El Juzgado de lo Penal 6 de Granada ha absuelto de los presuntos delitos de robo con violencia y lesiones a un joven granadino de 22 años, Javier L.C.M., por quien el Ministerio Fiscal pedía cuatro años y medio de prisión, al considerar que la identificación realizada por la víctima, tanto fotográfica como en rueda de reconocimiento, fue «inducida» por los agentes de Policía.

Según la sentencia a la que ha tenido acceso Europa Press, el testigo, que tanto en la fase policial como la sumarial venía identificando al acusado como el autor del robo que sufrió en abril de 2002, mostró sus dudas durante el juicio «con aparente sinceridad», al explicar que «la calle donde fue asaltado era oscura».

La víctima, Francisco J.C.R., describió físicamente a su agresor como «un joven de 22 años, complexión atlética, 1,80 centímetros de estatura, pelo corto, rizado y moreno, ojos marrones, oscuro de piel, y posiblemente de etnia gitana». Sin embargo, no hacía relación, «sorprendentemente» a la «perilla, gafas y pendientes» que presentaba el acusado cuando fue detenido tres días después de los hechos.

Asimismo, el fallo judicial recuerda que la identificación fotográfica, previa a la rueda de reconocimiento, fue «anómala», «ya que la Policía le mostró una única fotografía, y no un álbum». La rueda también fue «irregular» porque los agentes señalaron previamente al detenido «de forma individual», y además, la víctima lo reconoció «basándose en la fotografía y en el débil argumento de que era la persona más nerviosa que vio entre todos los presentes».

El juez señala que «una y otra identificación no fueron enteramente espontáneas sino más bien inducidas», lo que debió «mediatizar negativamente los originarios recuerdos del testigo».

Los hechos sucedieron sobre las 21.00 horas del 13 de abril de 2002 cuando la víctima fue asaltada por un joven «de identidad desconocida» en la calle San Basilio de Granada, que navaja en mano, le pidió la cartera. Al negarse, el individuo le agredió con el arma ocasionándole una herida muy superficial en la cara que no precisó puntos de sutura, sino una cura local y la administración de analgésicos y antiinflamatorios.

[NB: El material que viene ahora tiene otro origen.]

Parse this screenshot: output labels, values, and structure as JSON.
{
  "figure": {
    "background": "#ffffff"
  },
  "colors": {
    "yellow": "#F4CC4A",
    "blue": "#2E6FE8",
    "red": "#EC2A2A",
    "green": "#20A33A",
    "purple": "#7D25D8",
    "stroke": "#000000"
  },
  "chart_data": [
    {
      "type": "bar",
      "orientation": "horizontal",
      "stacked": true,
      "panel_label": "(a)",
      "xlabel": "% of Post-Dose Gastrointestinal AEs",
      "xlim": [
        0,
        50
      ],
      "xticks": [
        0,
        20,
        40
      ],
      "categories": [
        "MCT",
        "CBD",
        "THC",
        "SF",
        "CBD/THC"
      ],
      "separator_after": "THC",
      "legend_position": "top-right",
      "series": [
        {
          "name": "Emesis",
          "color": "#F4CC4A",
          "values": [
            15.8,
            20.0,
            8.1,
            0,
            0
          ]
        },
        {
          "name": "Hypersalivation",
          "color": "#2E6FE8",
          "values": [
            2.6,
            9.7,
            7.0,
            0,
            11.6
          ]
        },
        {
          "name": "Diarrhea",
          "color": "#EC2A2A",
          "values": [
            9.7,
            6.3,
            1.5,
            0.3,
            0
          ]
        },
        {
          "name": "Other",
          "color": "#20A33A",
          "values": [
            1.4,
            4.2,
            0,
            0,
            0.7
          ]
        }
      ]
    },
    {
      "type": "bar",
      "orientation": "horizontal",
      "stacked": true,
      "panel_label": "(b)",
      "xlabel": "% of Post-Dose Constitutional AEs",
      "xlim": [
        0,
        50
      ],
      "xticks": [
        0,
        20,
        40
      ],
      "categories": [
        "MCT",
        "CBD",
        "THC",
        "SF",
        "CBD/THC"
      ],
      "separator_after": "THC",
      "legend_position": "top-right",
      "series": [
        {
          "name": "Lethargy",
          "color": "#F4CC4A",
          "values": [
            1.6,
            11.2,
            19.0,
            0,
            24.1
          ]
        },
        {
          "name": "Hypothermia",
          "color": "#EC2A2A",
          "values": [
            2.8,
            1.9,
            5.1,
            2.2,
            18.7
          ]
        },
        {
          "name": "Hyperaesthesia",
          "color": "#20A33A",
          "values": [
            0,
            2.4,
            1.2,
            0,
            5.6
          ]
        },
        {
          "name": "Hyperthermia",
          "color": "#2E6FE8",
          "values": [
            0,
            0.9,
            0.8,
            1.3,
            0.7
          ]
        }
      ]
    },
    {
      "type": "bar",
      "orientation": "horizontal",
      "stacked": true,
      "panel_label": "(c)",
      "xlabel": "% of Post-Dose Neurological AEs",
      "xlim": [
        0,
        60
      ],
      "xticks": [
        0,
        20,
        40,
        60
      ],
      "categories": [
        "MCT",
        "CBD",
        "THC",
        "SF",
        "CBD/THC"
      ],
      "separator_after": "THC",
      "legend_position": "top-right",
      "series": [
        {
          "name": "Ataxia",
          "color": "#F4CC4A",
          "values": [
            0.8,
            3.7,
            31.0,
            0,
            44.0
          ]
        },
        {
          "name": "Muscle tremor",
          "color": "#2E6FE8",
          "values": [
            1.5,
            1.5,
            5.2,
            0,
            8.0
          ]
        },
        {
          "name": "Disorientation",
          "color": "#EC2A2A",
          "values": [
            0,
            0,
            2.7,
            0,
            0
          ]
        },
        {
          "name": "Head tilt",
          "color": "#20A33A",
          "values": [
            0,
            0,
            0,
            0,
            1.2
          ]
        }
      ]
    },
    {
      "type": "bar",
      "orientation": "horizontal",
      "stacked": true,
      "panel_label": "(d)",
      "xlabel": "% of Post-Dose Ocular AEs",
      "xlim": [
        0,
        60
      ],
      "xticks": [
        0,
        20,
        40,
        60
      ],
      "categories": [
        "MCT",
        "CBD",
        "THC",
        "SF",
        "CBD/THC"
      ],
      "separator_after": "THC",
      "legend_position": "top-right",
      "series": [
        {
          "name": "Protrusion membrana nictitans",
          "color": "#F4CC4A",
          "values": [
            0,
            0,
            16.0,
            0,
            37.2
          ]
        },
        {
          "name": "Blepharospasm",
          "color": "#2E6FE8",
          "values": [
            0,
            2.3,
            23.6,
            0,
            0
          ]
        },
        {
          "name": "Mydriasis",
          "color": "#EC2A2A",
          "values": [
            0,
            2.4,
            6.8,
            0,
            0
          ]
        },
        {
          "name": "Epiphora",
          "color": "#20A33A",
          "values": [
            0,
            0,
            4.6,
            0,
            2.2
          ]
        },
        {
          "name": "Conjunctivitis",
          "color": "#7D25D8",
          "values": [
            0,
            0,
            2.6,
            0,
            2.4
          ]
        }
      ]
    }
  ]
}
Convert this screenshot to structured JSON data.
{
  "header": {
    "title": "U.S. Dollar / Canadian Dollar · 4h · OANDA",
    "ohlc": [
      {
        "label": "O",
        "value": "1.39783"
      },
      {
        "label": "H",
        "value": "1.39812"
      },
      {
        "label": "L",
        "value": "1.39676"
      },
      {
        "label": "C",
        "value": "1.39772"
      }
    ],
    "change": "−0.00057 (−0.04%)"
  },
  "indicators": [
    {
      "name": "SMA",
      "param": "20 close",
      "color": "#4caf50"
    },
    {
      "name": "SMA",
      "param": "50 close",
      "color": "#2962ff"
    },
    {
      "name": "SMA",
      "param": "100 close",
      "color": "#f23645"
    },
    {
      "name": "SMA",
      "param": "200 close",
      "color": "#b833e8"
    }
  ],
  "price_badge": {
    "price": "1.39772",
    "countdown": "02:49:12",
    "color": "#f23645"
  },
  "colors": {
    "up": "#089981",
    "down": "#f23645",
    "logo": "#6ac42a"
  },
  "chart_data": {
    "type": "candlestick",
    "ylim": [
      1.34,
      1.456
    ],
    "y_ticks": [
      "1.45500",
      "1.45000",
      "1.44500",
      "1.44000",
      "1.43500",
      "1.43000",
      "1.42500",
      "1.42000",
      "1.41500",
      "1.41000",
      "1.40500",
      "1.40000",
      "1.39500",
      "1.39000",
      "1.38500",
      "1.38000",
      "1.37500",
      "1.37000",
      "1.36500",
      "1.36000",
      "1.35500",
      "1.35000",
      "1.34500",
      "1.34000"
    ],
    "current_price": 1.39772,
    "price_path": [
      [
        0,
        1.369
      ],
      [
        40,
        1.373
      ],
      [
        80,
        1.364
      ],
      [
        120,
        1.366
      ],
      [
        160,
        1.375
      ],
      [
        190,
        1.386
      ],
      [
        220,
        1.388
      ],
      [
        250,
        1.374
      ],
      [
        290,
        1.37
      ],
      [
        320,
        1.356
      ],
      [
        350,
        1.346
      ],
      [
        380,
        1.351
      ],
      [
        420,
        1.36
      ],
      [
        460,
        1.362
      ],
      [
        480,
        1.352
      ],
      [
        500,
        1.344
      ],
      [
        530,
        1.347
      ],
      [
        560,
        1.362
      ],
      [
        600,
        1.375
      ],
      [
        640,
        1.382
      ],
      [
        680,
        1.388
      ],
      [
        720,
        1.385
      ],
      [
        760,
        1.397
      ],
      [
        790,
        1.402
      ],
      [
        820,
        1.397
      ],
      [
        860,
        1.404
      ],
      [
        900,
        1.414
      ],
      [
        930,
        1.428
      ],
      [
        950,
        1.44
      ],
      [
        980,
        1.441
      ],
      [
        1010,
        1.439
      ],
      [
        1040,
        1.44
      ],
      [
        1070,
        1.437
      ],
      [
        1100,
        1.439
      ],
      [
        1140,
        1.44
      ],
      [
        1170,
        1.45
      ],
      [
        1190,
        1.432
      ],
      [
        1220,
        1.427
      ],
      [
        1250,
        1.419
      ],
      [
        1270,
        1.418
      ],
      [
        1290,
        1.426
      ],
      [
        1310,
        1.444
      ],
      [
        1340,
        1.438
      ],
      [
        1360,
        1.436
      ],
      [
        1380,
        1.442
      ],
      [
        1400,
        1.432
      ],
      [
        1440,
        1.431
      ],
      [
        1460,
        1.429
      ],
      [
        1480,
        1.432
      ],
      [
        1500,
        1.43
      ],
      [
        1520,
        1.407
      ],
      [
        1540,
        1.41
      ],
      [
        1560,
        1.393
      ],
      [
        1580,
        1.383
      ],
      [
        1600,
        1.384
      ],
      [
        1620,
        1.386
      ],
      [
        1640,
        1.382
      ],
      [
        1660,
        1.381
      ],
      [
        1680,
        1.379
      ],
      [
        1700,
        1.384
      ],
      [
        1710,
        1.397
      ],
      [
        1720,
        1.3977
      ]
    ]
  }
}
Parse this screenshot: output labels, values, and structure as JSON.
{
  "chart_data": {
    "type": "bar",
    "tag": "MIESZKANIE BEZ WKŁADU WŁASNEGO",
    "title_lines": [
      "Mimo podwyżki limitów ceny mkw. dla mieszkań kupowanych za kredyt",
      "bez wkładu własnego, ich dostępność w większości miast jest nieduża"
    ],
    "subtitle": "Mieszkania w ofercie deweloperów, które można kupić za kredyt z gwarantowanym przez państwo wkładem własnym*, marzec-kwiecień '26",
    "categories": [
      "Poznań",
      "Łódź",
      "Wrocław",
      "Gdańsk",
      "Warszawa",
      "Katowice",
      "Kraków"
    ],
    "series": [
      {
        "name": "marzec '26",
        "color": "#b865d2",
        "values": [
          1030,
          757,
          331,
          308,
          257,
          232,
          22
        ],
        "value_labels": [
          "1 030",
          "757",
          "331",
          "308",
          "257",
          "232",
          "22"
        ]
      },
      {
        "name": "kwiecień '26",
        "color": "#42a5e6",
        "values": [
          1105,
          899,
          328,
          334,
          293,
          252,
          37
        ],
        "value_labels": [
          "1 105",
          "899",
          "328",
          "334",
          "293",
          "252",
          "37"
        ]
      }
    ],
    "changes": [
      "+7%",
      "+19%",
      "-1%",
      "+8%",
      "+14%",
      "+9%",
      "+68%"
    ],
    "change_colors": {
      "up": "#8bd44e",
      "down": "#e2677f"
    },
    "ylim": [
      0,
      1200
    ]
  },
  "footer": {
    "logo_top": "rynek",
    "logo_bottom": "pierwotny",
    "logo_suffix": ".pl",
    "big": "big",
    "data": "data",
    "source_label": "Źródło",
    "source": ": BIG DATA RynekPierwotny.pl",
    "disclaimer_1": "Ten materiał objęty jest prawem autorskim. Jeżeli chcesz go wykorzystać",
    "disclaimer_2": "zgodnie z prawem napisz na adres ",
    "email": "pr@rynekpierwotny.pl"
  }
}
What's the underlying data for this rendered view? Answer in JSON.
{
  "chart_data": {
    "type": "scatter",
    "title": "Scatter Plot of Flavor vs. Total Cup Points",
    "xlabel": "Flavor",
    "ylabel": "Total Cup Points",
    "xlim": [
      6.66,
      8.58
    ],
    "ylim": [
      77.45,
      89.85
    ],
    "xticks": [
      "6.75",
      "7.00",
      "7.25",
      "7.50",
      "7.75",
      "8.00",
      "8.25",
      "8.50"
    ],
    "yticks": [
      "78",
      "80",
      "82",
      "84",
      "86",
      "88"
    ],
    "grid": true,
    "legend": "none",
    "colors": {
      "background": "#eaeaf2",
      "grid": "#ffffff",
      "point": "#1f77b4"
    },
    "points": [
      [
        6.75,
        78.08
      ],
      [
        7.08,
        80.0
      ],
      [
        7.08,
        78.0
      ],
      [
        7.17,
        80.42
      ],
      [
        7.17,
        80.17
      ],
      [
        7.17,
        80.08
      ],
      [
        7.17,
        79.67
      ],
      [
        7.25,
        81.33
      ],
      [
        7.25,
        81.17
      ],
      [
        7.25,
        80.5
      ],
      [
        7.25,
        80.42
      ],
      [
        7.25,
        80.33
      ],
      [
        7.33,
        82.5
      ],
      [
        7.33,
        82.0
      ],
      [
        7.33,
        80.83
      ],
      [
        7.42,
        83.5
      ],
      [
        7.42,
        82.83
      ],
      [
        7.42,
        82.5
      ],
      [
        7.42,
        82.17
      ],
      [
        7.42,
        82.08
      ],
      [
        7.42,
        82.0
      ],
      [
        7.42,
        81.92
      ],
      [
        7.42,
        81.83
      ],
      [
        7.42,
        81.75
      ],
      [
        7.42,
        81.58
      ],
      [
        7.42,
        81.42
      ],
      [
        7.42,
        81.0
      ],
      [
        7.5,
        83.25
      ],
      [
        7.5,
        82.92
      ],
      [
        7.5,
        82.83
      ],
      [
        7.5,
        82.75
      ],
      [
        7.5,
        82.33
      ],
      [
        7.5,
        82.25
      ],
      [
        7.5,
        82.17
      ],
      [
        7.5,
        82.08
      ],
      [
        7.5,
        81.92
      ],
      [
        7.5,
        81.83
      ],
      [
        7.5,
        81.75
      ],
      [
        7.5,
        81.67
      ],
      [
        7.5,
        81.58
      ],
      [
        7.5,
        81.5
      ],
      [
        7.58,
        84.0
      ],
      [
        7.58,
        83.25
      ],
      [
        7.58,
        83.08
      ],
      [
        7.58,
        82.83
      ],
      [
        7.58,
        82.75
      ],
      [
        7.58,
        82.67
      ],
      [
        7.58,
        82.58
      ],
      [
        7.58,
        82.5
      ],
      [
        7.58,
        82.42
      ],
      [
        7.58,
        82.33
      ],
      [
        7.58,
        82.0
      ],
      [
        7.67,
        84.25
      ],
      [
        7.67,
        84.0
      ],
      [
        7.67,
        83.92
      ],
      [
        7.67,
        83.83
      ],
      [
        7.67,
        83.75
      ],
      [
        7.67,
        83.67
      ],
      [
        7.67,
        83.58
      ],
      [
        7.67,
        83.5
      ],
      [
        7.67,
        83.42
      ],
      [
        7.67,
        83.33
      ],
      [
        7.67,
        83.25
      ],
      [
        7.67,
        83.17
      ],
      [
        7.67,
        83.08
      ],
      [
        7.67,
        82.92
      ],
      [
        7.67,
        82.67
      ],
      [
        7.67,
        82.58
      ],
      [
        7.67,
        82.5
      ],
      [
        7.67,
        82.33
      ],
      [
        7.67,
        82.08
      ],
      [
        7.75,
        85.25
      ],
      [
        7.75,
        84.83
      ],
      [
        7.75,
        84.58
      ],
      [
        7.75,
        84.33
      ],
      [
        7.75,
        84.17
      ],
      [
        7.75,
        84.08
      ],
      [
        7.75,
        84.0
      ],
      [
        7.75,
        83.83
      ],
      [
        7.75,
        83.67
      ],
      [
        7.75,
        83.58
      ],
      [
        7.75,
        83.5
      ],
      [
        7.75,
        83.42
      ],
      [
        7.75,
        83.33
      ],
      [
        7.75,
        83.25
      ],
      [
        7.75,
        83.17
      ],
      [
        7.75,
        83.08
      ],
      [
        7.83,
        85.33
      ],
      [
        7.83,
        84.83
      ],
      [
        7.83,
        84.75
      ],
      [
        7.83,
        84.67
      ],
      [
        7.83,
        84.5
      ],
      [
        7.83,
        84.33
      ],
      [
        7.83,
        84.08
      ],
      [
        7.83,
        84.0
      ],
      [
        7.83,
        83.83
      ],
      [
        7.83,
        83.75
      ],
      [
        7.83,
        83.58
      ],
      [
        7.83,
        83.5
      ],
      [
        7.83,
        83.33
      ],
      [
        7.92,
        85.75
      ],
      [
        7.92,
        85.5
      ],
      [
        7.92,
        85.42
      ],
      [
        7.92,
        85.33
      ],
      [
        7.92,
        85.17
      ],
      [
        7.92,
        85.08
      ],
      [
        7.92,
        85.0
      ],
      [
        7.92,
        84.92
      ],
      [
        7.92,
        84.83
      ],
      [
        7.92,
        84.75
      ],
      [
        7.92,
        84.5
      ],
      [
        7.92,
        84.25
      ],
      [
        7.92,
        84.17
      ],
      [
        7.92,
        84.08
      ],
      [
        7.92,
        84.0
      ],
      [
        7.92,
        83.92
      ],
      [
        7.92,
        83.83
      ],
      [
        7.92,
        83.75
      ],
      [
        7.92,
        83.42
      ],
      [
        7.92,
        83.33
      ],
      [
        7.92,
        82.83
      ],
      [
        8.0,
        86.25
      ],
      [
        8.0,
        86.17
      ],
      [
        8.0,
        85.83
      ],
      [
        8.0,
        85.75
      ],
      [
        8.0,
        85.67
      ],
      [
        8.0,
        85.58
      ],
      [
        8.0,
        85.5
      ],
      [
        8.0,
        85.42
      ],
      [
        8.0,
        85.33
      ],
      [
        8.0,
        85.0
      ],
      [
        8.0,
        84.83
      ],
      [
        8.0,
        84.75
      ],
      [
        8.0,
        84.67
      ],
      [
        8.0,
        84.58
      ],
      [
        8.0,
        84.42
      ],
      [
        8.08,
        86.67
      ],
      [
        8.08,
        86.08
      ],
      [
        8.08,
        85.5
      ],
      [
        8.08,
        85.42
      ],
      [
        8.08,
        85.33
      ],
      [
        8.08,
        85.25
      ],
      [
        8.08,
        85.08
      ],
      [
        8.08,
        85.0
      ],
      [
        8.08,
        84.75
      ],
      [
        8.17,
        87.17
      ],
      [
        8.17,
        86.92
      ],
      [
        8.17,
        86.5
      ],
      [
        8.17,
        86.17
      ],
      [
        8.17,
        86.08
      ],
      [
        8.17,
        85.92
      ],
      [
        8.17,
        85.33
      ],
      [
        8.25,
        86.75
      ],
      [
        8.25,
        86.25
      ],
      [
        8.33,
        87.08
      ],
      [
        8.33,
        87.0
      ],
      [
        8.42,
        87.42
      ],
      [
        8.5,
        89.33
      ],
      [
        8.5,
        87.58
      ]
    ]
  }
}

La lesión tardó en curar 14 días de los cuales cinco estuvo impedido para sus ocupaciones habituales, quedándole como secuela una «mínima» cicatriz de cuatro centímetros de longitud «apenas perceptible» en hemicara izquierda, «que no le acarrea perjuicio estético alguno».

El Ministerio Fiscal solicitó para el acusado, ahora absuelto, dos años de prisión por un presunto delito de robo con violencia y dos años y seis meses más por un delito de lesiones. La víctima renunció durante el juicio a cualquier indemnización por las heridas sufridas.